(Leer hoe en wanneer u dit sjabloonbericht verwijdert)
“Dreigende wetteloze actie” is een norm die momenteel wordt gebruikt en die door het Hooggerechtshof van de Verenigde Staten in Brandenburg v. Ohio (1969) werd vastgesteld om de grenzen van de vrijheid van meningsuiting te definiëren. Brandenburg verduidelijkte wat een “duidelijk en aanwezig gevaar” was, de norm die was vastgesteld in Schenck v. United States (1919), en verving Whitney v. California (1927), dat had geoordeeld dat meningsuiting waarin alleen geweld werd bepleit, onwettig kon worden verklaard. Volgens het “imminent lawless action”-criterium wordt een meningsuiting niet door het Eerste Amendement beschermd indien de spreker de bedoeling heeft aan te zetten tot een wetsovertreding die zowel imminent als waarschijnlijk is.

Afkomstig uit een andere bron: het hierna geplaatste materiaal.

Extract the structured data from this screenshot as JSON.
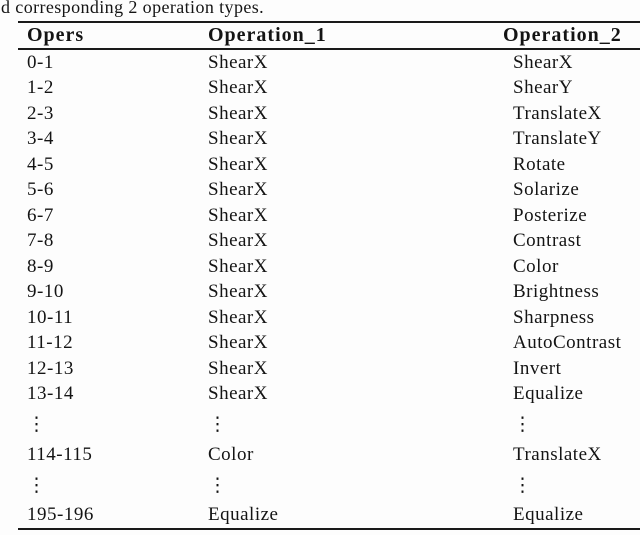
{
  "caption_fragment": "d corresponding 2 operation types.",
  "table": {
    "columns": [
      "Opers",
      "Operation_1",
      "Operation_2"
    ],
    "ellipsis": "⋮",
    "rows": [
      [
        "0-1",
        "ShearX",
        "ShearX"
      ],
      [
        "1-2",
        "ShearX",
        "ShearY"
      ],
      [
        "2-3",
        "ShearX",
        "TranslateX"
      ],
      [
        "3-4",
        "ShearX",
        "TranslateY"
      ],
      [
        "4-5",
        "ShearX",
        "Rotate"
      ],
      [
        "5-6",
        "ShearX",
        "Solarize"
      ],
      [
        "6-7",
        "ShearX",
        "Posterize"
      ],
      [
        "7-8",
        "ShearX",
        "Contrast"
      ],
      [
        "8-9",
        "ShearX",
        "Color"
      ],
      [
        "9-10",
        "ShearX",
        "Brightness"
      ],
      [
        "10-11",
        "ShearX",
        "Sharpness"
      ],
      [
        "11-12",
        "ShearX",
        "AutoContrast"
      ],
      [
        "12-13",
        "ShearX",
        "Invert"
      ],
      [
        "13-14",
        "ShearX",
        "Equalize"
      ],
      [
        "⋮",
        "⋮",
        "⋮"
      ],
      [
        "114-115",
        "Color",
        "TranslateX"
      ],
      [
        "⋮",
        "⋮",
        "⋮"
      ],
      [
        "195-196",
        "Equalize",
        "Equalize"
      ]
    ]
  },
  "colors": {
    "background": "#fdfdfd",
    "text": "#141414",
    "rule": "#1a1a1a"
  }
}
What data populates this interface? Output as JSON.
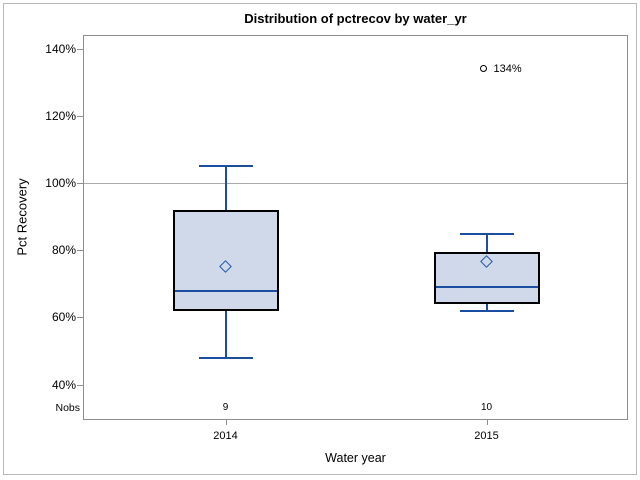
{
  "title": "Distribution of pctrecov by water_yr",
  "chart_data": {
    "type": "boxplot",
    "title": "Distribution of pctrecov by water_yr",
    "xlabel": "Water year",
    "ylabel": "Pct Recovery",
    "ylim": [
      40,
      140
    ],
    "ytick_values": [
      40,
      60,
      80,
      100,
      120,
      140
    ],
    "ytick_labels": [
      "40%",
      "60%",
      "80%",
      "100%",
      "120%",
      "140%"
    ],
    "reference_line": 100,
    "grid": "off",
    "legend": "none",
    "nobs_label": "Nobs",
    "categories": [
      "2014",
      "2015"
    ],
    "series": [
      {
        "category": "2014",
        "nobs": 9,
        "whisker_low": 48,
        "q1": 62,
        "median": 68,
        "q3": 92,
        "whisker_high": 105,
        "mean": 75,
        "outliers": []
      },
      {
        "category": "2015",
        "nobs": 10,
        "whisker_low": 62,
        "q1": 64,
        "median": 69,
        "q3": 79.5,
        "whisker_high": 85,
        "mean": 76.5,
        "outliers": [
          {
            "value": 134,
            "label": "134%"
          }
        ]
      }
    ],
    "colors": {
      "box_fill": "#cfd9e9",
      "box_border": "#000000",
      "whisker": "#1b4da1",
      "median": "#1b4da1",
      "mean_marker": "#2356a8",
      "outlier_marker": "#000000",
      "reference_line": "#a9a9a9",
      "frame": "#8e8e8e",
      "text": "#000000"
    }
  }
}
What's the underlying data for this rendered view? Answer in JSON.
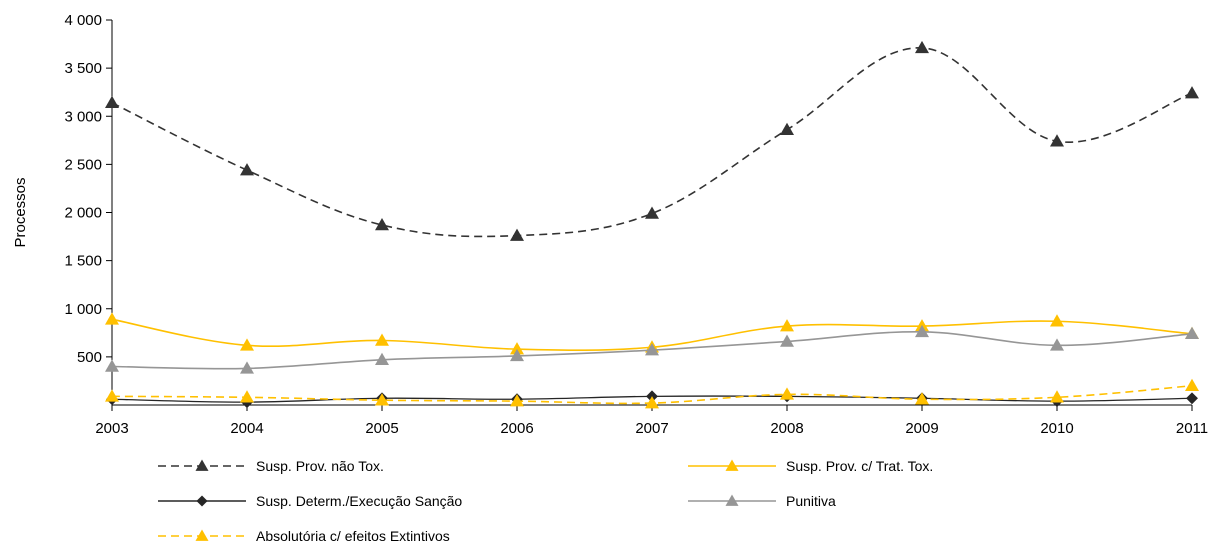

Hoewel de precieze betekenis van “imminent” in sommige gevallen dubbelzinnig kan zijn, verschafte het hof later opheldering in Hess v. Indiana (1973) waarin het hof oordeelde dat de woorden van Hess beschermd waren op grond van “zijn rechten op vrije meningsuiting”, gedeeltelijk omdat zijn toespraak “niets meer was dan het bepleiten van illegale actie op een onbepaald toekomstig tijdstip,” en daarom niet voldeed aan de “imminence”-vereiste.
De twee wettelijke vereisten voor het aanzetten tot een op handen zijnde wetteloze actie zijn als volgt:
Het bepleiten van geweld of criminele activiteiten geniet geen bescherming van het Eerste Amendement indien (1) de bepleiting is gericht op het aanzetten tot of produceren van een op handen zijnde wetteloze actie, en (2) het waarschijnlijk is dat het aanzet tot of resulteert in een dergelijke actie.